Matt Valenti

Personal information
- Born: April 12, 1984 (age 42) Newton, New Jersey, U.S.

Sport
- Sport: Wrestling
- Event(s): Freestyle and Folkstyle
- College team: Penn Quakers

Medal record
Men's collegiate wrestling
Representing the Penn Quakers
NCAA Division I Championships
| Gold medal – first place | 2006 Oklahoma City | 133 lb |
| Gold medal – first place | 2007 Auburn Hills | 133 lb |

= Matt Valenti =

American wrestler (born 1984)

Matt Valenti (born April 12, 1984) is a two-time NCAA Division I national champion wrestler from the University of Pennsylvania. He won the 133 pound weight class at the NCAA tournament in both 2006 and 2007 and finished in 5th place in 2004 at 125 pounds. He is the Roger Reina Head Wrestling Coach at the University of Pennsylvania.

==Wrestling career==
Valenti, a Stillwater Township, New Jersey native, attended Kittatinny Regional High School where he was a two-time New Jersey state champion. He also earned a Junior National title in freestyle his senior year.

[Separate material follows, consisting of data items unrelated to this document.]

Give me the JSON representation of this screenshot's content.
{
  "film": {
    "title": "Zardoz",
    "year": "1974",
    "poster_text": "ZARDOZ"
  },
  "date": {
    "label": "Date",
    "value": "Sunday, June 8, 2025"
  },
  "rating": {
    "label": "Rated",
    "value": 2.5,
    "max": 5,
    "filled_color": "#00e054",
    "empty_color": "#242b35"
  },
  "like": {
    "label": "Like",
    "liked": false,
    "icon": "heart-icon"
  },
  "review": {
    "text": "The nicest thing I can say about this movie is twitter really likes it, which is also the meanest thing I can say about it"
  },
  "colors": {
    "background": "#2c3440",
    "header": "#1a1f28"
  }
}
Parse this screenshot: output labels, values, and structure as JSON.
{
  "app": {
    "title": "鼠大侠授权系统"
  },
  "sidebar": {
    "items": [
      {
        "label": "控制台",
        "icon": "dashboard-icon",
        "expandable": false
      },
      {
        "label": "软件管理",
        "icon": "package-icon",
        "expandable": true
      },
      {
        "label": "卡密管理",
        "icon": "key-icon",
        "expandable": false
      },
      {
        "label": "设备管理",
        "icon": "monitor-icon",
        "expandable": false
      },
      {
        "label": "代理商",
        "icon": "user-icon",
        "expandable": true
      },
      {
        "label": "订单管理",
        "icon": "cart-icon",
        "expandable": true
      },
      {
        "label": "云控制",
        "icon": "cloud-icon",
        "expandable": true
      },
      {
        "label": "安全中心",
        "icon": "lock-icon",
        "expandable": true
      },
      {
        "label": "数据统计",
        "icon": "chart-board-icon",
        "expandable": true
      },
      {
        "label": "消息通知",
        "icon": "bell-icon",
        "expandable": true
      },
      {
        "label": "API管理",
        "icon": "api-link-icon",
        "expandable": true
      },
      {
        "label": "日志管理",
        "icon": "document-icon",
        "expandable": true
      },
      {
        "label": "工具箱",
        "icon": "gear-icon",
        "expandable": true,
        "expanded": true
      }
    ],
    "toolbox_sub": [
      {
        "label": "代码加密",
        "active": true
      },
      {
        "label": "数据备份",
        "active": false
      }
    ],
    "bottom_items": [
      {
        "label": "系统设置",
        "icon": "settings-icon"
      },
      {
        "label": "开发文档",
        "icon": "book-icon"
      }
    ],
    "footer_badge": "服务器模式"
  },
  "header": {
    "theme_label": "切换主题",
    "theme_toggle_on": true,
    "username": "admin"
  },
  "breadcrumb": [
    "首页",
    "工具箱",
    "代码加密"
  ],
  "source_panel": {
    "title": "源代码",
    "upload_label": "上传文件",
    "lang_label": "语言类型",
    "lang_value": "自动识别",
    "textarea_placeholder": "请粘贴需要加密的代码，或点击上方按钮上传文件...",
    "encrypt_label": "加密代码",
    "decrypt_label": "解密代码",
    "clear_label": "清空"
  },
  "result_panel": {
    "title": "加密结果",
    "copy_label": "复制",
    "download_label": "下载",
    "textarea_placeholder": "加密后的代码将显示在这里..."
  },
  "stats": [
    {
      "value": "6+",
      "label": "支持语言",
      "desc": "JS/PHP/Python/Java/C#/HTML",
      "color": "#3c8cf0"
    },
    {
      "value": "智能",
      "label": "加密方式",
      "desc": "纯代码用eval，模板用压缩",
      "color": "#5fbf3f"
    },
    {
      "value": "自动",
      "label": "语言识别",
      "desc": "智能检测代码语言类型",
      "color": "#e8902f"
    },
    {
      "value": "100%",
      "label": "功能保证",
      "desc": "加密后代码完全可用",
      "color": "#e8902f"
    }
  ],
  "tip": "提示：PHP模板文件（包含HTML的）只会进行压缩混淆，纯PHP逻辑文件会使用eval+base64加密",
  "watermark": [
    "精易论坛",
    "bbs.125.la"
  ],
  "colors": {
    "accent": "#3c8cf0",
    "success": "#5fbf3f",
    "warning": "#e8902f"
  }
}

He was recruited and brought to Penn by former head coach Roger Reina, but was coached to both national titles by former coach, Zeke Jones. He wrestled at Penn with his younger brother Andy, while
the youngest sibling Derek was an All-American for the University of Virginia.

Valenti currently holds Penn's career win record with 137 collegiate victories. He was a three-time EIWA champion, a four-time NCAA qualifier, and three-time first team All-Ivy selection. He was celebrated twice as EIWA Wrestler of the Year and was the Ivy League Wrestler of the Year in 2007. He was an Olympic hopeful, qualifying for the 2012 USA Olympic trials, losing in the semifinals to Olympic bronze medalist Coleman Scott. Valenti has been inducted into the Kittatinny Regional High School, Sussex County Sports, NJSIAA Region I, EIWA and Penn Athletics Hall of Fame.

He is married to Kimberly Parsons Valenti, who is the head gymnastics coach at Ursinus College.